High selectivity, efficiency, safety, and tolerability of peptides have piqued the researchers for the development of prudent and potent therapeutics [19]. The discovery of anti-β-CoV activities of several natural and synthetically designed peptides, targeting attachment and replication of the virus, cements the requirement of peptide-based prophylactics and therapeutics against COVID-19 future pandemics. However, the development of peptide-based therapeutics suffers certain potential drawbacks, including chemical and physical instability, susceptibility to proteolytic hydrolysis, a tendency for aggregation, and low bioavailability and membrane permeability of peptides [19,101,153].
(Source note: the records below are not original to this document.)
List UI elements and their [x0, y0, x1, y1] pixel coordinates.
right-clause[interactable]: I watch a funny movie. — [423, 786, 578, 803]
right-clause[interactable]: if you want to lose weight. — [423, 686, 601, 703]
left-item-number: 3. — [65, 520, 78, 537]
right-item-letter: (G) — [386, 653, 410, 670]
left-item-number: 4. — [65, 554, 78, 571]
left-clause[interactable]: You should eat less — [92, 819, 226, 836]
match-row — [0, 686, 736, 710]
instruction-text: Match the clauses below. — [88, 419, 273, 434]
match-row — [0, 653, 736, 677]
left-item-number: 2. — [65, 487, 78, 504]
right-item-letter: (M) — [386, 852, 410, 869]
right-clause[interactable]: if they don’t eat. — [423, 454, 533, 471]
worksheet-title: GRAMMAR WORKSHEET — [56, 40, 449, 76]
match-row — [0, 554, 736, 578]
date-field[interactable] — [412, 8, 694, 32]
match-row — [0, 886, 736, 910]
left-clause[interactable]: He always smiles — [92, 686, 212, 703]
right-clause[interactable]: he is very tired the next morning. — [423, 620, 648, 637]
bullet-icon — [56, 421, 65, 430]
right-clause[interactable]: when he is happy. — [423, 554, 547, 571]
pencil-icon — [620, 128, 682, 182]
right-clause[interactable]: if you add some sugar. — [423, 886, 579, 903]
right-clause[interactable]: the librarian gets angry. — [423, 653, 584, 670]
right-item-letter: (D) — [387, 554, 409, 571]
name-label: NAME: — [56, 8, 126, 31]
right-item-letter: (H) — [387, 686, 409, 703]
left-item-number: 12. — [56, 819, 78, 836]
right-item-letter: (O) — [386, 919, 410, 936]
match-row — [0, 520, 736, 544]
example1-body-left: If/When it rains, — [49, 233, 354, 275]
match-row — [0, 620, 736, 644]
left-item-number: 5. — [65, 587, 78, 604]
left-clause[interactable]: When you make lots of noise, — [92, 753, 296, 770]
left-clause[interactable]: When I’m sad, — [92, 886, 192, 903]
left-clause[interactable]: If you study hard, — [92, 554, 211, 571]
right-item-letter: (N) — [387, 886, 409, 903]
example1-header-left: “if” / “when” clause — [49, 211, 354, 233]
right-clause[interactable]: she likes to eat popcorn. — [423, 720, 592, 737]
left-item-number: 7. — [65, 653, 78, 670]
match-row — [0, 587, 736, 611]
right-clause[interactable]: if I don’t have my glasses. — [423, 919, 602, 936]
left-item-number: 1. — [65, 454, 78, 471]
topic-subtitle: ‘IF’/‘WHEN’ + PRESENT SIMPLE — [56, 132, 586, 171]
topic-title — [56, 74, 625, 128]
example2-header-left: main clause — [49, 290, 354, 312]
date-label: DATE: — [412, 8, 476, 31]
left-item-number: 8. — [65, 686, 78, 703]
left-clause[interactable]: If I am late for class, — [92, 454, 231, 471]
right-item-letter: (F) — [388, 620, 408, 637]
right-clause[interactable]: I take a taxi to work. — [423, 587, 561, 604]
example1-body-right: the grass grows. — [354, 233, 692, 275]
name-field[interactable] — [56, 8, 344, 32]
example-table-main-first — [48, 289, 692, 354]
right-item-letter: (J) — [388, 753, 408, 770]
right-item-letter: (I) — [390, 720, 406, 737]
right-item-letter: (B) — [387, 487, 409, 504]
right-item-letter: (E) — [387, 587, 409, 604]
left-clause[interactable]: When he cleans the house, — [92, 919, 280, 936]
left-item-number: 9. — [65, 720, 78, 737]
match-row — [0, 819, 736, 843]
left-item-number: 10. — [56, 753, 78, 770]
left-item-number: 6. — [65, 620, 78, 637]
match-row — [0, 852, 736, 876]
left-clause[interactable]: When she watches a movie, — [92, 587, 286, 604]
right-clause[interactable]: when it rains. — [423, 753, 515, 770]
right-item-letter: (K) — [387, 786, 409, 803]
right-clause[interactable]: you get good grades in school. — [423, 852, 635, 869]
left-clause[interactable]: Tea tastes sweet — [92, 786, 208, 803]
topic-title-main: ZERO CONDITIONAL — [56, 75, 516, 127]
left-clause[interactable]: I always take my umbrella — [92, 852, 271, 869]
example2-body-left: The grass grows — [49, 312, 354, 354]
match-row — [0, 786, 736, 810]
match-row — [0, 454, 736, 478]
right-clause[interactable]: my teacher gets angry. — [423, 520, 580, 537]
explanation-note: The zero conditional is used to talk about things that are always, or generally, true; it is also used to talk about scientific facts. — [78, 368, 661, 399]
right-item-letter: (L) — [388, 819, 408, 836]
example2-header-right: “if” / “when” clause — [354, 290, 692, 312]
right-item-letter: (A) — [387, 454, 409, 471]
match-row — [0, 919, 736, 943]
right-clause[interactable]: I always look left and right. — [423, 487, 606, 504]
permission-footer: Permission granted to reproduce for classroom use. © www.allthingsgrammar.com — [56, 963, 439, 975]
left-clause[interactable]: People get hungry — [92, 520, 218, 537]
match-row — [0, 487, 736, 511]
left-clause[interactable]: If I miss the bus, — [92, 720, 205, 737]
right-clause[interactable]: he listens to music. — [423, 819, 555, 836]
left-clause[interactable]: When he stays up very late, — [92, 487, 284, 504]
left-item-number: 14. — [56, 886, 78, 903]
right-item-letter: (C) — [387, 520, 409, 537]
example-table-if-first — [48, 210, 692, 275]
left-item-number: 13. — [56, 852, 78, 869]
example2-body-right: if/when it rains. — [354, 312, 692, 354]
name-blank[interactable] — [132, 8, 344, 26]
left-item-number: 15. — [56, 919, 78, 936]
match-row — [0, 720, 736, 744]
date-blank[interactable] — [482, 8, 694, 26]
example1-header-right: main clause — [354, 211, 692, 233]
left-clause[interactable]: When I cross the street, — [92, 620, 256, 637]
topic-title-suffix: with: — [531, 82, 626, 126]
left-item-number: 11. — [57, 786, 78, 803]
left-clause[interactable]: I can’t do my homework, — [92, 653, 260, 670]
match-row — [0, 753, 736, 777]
Several strategies have been proposed over the years to overcome the barriers of peptide therapeutic developmental efforts. Alteration of both the amide bond and the side-chains can result in peptidomimetics that are resistant to proteolytic degradation [154]. The introduction of D-amino acids in the peptide leads to cyclization that confers the peptide resistance against proteolytic degradation and increases absorption after oral administration [101,154]. For peptides not amenable to cyclization, attachment of polyethylene glycol (PEG) chains increases absorption and systemic stability of the peptide therapeutic [155]. Cell penetration of peptide therapeutics can be improved by adding positively charged amino acids at terminal positions to facilitate passive or active transport of the peptides through membranes [156]. CPPs contain several positively charged amino acids and are widely used for the delivery of various therapeutics [157]. CPPs derived from the SARS-CoV-2 proteome can be used to efficiently deliver peptide therapeutics against COVID-19 and related diseases [30]. Alternatively, conjugation of therapeutic peptides to ligands of cell surface receptors, including cell adhesion receptors, carbohydrate receptors, lipoprotein receptors, and transferring receptors, can facilitate better internalization of peptide therapeutics [153]. Administration by alternate delivery routes, such as intranasal delivery of pan-β-CoV fusion inhibitory peptide EK1C4, increases the stability and bioavailability of peptide therapeutics [107]. The inclusion of such strategies can help to develop safe, efficient, and effective peptide-based prophylactics and therapeutics against present and future β-CoV associated diseases.

Concluding remarks and future perspectives

Studies have reported a wide variety of anti-β-CoV activities of peptides over the past two decades. Specific peptides could be synthesized to develop vaccines and therapeutics that are effective against mutating viral pathogens. However, large-scale peptide synthesis is expensive. Specific challenges need to be addressed before achieving peptide-based therapeutics. The β-CoV inhibitory activities of many peptides have been reported by conducting in silico simulation studies. It is vital to validate the therapeutic activities of these peptides by in vitro and in vivo studies. The relatively large size of peptides makes them susceptible to proteolytic degradation, resulting in low bioavailability and short half-lives of peptide-based drugs. However, several modification strategies can improve the stability and activity of therapeutic peptides. In-depth research is required to design potent peptides with superior efficacy and bioavailability. Peptide therapeutics are promising to combat β-CoV pathogens and related viral diseases.